Dans l’imaginaire populaire, le mot «Chikha» est chargé de connotations péjoratives. «Il faut se demander quand la Chikha est devenue mal vue, alors que pendant très longtemps elle était très bien vue», réfléchit, à voix haute, le réalisateur A. Essafi «L’expression qui montre le mépris de la société c’est “Malek dayer b’hal Chikha” (pourquoi tu te comportes comme une Chikha), cela résume le caractère qui dérange chez ces femmes», analyse l’écrivaine et psychiatrique Ghita el Khayat. La Chikha a des pouvoirs, «sa voix est un pouvoir et un atout sexuel. Ce n’est pas pour rien que les islamistes interdisent aux femmes en général de chanter, cela les effraies», ajoute G. el Khayat.

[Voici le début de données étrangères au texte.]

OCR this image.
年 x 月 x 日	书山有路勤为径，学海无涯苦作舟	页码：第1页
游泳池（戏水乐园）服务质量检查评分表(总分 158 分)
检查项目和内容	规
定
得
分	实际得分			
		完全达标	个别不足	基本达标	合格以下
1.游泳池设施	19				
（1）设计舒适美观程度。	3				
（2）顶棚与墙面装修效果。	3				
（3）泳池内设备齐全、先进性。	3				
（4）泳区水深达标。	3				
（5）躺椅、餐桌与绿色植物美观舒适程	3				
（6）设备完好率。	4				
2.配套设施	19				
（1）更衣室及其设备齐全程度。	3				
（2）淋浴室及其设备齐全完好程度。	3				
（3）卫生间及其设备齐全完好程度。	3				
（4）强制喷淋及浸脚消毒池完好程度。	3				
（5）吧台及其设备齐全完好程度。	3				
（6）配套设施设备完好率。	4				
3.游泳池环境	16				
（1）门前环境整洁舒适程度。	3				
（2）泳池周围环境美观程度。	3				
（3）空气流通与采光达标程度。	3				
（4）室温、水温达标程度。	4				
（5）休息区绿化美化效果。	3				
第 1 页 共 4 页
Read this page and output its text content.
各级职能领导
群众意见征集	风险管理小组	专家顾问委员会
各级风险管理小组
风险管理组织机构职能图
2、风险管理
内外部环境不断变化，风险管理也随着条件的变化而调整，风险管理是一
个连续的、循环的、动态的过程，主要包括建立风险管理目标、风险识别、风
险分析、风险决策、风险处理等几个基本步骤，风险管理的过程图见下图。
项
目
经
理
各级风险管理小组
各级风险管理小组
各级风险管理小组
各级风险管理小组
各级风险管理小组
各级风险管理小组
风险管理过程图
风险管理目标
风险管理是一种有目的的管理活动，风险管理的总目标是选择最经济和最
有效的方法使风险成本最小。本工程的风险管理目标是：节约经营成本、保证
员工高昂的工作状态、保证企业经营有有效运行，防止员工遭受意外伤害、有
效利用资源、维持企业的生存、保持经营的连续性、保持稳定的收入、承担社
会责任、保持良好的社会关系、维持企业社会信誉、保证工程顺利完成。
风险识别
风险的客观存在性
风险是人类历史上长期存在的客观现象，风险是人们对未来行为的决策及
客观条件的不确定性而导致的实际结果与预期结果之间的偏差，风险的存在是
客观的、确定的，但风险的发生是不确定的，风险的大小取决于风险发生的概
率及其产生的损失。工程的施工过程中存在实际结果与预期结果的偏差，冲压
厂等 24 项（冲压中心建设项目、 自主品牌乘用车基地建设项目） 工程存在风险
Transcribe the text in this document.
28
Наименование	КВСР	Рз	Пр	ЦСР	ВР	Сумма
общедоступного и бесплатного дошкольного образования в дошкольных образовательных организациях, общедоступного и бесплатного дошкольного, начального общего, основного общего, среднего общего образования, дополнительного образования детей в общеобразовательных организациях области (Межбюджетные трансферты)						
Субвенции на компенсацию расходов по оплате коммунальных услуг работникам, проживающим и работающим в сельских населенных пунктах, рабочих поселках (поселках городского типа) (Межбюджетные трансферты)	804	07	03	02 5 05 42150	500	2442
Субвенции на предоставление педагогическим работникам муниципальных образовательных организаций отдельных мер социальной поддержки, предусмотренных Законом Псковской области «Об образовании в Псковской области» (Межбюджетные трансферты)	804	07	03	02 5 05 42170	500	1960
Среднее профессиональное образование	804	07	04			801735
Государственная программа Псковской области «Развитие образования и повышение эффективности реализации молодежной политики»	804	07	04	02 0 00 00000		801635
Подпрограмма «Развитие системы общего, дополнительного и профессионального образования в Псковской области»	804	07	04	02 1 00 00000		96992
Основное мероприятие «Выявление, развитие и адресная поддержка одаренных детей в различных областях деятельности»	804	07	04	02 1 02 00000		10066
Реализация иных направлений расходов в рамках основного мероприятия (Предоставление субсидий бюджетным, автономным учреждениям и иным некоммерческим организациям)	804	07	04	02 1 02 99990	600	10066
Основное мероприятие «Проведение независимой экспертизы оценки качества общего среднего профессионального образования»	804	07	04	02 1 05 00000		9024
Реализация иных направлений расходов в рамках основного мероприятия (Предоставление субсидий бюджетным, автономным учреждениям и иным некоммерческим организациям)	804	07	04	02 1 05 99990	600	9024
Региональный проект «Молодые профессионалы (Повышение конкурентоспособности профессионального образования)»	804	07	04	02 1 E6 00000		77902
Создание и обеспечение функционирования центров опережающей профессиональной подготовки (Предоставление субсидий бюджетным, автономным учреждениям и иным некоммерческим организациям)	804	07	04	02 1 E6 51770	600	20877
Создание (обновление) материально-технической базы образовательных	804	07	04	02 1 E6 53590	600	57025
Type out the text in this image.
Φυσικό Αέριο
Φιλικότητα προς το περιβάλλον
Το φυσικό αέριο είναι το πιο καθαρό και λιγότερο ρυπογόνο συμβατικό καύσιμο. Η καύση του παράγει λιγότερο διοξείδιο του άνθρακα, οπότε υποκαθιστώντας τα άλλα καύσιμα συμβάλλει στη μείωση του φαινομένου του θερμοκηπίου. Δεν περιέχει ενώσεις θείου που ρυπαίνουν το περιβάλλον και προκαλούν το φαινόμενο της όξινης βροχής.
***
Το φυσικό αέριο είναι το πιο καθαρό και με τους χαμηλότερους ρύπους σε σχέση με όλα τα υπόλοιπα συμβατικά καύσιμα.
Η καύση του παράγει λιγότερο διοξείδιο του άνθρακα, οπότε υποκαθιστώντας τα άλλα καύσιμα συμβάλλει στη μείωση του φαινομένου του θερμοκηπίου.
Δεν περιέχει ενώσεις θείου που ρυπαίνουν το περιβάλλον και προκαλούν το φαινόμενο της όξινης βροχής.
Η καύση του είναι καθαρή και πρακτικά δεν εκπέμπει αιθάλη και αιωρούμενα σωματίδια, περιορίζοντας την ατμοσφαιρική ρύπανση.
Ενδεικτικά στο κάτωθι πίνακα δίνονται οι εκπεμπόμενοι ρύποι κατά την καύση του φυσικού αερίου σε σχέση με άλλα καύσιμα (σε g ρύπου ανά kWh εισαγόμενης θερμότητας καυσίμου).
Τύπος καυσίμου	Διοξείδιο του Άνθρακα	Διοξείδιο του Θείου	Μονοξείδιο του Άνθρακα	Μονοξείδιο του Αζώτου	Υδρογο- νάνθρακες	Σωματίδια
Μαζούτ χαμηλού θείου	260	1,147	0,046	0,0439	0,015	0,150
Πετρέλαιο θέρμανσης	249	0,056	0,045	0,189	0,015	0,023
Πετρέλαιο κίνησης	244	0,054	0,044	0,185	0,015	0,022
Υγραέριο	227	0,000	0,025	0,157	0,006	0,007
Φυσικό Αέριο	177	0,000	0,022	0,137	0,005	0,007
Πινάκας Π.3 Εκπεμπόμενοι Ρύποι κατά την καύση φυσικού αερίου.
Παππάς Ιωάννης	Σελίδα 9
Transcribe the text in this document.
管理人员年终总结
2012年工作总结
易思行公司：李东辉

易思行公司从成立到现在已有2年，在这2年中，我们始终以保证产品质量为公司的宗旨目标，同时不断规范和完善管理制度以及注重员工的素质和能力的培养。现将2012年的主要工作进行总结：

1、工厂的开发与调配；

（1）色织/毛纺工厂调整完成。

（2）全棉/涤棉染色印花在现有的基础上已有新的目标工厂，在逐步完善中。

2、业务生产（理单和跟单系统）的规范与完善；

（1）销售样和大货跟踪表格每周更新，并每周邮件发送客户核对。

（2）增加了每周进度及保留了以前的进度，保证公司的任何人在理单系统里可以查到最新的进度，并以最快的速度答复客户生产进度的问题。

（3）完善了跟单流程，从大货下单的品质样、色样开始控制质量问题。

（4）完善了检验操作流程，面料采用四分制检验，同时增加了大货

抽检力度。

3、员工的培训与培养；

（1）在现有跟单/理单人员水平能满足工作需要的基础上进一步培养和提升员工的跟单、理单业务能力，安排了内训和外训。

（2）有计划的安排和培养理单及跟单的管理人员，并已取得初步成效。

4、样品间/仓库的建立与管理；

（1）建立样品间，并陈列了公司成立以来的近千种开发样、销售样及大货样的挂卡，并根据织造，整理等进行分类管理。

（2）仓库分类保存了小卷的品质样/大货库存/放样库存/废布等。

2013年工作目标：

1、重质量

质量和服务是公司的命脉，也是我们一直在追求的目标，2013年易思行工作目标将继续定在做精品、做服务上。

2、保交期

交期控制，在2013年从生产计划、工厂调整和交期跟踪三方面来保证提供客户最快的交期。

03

Pour l’ethnologue F.S.-Pouyalet, la Chikha remplit des rôles antinomiques dans la société marocaine : «d’une part, elle remplit la fonction de régulatrice des tensions et frustrations masculines. D’autre part, son statut fait d’elle une marginale au banc de la société», note-t-elle. Elle ajoute : «l’activité artistique qu’elles exercent n’est pas reconnue en tant que telle. Elles portent en elles le blâme d’une société victime de ses propres préjugés». Un vécu exprimé merveilleusement par Chikha Aicha dans le documentaire d’Ali Essafi. Elle confie : «notre vie est semblable à cette bougie qui brûle et se sacrifie pour le bonheur des autres».

Dans les portraits que nous dressons des Chikhate (voir encadrés), ce parcours du combattant ne ressort que par moments, car ces artistes sont devenues des stars du showbiz. Un fait constaté par la chercheuse française : «certaines Chikhat, fortes de leur succès d’artistes, revendiquent leur statut d’acteur culturel à part entière et sont – malgré leur exclusion – conscientes d’être les gardiennes d’un patrimoine populaire précieux».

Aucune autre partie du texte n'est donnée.